Royal String Quartet at Wigmore Hall – Debussy & Tchaikovsky

String Quartet in G minor, Op.10
String Quartet No.1 in D, Op.11

Royal String Quartet [Izabella Szałaj-Zimak & Elwira Przybyłowska (violins), Marek Czech (viola) & Michał Pepol (cello)]

Reviewed by: Ben Hogwood

Reviewed: 1 July, 2013
Venue: Wigmore Hall, London

Royal String Quartet. Photograph: Łukasz PepolThe string quartets of Debussy and Tchaikovsky are more closely related than one might think. Debussy’s early works bear at times the influence of his Russian counterpart, particularly the one-movement Symphony and the Piano Trio, both from 1880. The String Quartet (Debussy’s only such work) was published in the year of Tchaikovsky’s death, 1893, and is much more accomplished than either of those works, with some of its busier passages recalling Tchaikovsky with their lightly Slavonic air, which this performance by the Royal String Quartet exposed. At first the melodies from Izabella Szałaj-Zimak’s first violin were hard to distinguish amongst the rest of the group’s probing, but as the performance developed and the ear became attuned the players’ relatively rich sound suited Debussy’s sentiments.

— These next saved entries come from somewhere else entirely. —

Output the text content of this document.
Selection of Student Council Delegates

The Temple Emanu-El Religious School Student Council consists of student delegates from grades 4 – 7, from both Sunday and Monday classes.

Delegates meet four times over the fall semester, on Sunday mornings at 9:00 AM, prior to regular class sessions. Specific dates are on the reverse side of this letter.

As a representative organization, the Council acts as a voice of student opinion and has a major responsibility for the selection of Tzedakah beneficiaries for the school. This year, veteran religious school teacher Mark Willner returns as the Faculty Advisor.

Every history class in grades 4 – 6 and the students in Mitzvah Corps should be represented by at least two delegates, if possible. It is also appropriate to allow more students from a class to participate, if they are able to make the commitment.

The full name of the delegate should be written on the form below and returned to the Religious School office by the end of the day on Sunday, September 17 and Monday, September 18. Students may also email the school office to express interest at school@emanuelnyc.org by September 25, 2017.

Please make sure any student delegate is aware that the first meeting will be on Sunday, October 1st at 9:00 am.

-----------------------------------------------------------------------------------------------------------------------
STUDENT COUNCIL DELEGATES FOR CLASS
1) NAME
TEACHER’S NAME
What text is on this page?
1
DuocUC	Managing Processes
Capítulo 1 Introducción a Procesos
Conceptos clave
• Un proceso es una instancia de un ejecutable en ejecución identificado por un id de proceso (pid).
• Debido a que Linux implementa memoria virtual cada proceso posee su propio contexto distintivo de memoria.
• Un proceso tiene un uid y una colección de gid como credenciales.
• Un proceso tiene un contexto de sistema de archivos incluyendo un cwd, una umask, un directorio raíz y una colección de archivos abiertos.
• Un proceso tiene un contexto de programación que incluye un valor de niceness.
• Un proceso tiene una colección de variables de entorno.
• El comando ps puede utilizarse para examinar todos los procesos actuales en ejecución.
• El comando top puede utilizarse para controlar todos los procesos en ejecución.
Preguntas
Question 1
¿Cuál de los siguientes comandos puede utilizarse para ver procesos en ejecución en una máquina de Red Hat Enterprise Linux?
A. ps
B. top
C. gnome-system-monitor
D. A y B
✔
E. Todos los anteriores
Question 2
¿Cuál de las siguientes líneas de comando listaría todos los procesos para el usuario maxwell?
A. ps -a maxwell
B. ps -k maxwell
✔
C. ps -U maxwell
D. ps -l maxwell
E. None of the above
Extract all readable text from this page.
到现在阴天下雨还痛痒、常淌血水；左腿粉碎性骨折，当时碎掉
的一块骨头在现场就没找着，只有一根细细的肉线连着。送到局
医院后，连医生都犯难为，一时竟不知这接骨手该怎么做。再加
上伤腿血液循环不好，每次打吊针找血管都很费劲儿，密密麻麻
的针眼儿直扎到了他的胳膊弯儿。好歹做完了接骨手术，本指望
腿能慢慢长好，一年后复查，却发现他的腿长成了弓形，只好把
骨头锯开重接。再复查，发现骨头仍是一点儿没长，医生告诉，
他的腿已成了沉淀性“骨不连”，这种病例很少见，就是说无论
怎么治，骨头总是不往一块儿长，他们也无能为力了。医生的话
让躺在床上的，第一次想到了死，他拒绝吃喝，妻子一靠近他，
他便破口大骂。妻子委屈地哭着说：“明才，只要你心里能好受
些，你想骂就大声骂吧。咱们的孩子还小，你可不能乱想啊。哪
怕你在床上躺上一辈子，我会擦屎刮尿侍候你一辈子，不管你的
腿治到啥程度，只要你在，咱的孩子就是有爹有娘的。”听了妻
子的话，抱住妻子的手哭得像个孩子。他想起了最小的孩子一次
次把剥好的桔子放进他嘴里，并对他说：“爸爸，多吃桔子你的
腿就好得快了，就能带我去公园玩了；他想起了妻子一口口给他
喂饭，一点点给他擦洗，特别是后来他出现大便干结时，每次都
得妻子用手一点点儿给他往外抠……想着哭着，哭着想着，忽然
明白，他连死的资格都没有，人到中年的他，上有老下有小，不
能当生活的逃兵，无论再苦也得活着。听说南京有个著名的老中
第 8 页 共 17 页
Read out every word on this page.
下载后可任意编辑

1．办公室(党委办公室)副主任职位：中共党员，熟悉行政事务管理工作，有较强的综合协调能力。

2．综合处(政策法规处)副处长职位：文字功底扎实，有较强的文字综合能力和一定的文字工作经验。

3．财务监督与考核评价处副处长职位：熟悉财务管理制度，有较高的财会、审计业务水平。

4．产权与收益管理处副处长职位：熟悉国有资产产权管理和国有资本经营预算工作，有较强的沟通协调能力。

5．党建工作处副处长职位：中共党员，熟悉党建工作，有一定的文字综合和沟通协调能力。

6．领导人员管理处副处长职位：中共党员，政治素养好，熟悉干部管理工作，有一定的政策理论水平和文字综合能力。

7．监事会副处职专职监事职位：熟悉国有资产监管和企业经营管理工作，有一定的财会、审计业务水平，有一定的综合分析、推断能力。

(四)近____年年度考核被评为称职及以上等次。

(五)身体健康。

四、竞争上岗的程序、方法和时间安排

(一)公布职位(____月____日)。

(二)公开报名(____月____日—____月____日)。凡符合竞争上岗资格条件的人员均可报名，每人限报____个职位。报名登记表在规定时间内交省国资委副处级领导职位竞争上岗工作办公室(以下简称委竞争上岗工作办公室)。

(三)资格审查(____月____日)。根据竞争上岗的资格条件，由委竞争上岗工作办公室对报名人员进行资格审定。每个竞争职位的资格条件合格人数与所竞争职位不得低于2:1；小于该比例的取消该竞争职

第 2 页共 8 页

The second movement was notable for its urgency through quick-fire pizzicatos, and restored a humorous element missing from the first movement. The Andantino was closer to adagio in tempo but ideally proportioned; the slower pace allowing freedom of expression and a breather for reflection in Marek Czech’s sensitively delivered viola solos.

It is a mystery why the three string quartets of Tchaikovsky are not heard more often. In the First, bursting with melodic ideas and interesting counterpoint, the Royal musicians used their vibrato sparingly to bring out the contrast between the restful theme and fractious development in the first movement, while in the lively scherzo the parallels with Schubert were evident, topped off with a lovely diminuendo at the end. The famous Andante cantabile, placed second, and so beloved by Tolstoy, made a solemn but deeply felt appearance. The finale found Szałaj-Zimak’s violin line floating above the busy detailing before Czech and Michał Pepol explored the ruminative second theme. The Royal String Quartet makes a beautiful sound, particularly in pianissimos, something confirmed by closing this BBC Lunchtime Concert with an understated encore, an arrangement of ‘A chtóz tam puka’ from Szymanowski’s Six Kurpian Songs (the ones for a cappella choir), Szałaj-Zimak adding a percussive element by knocking on the wood of her violin.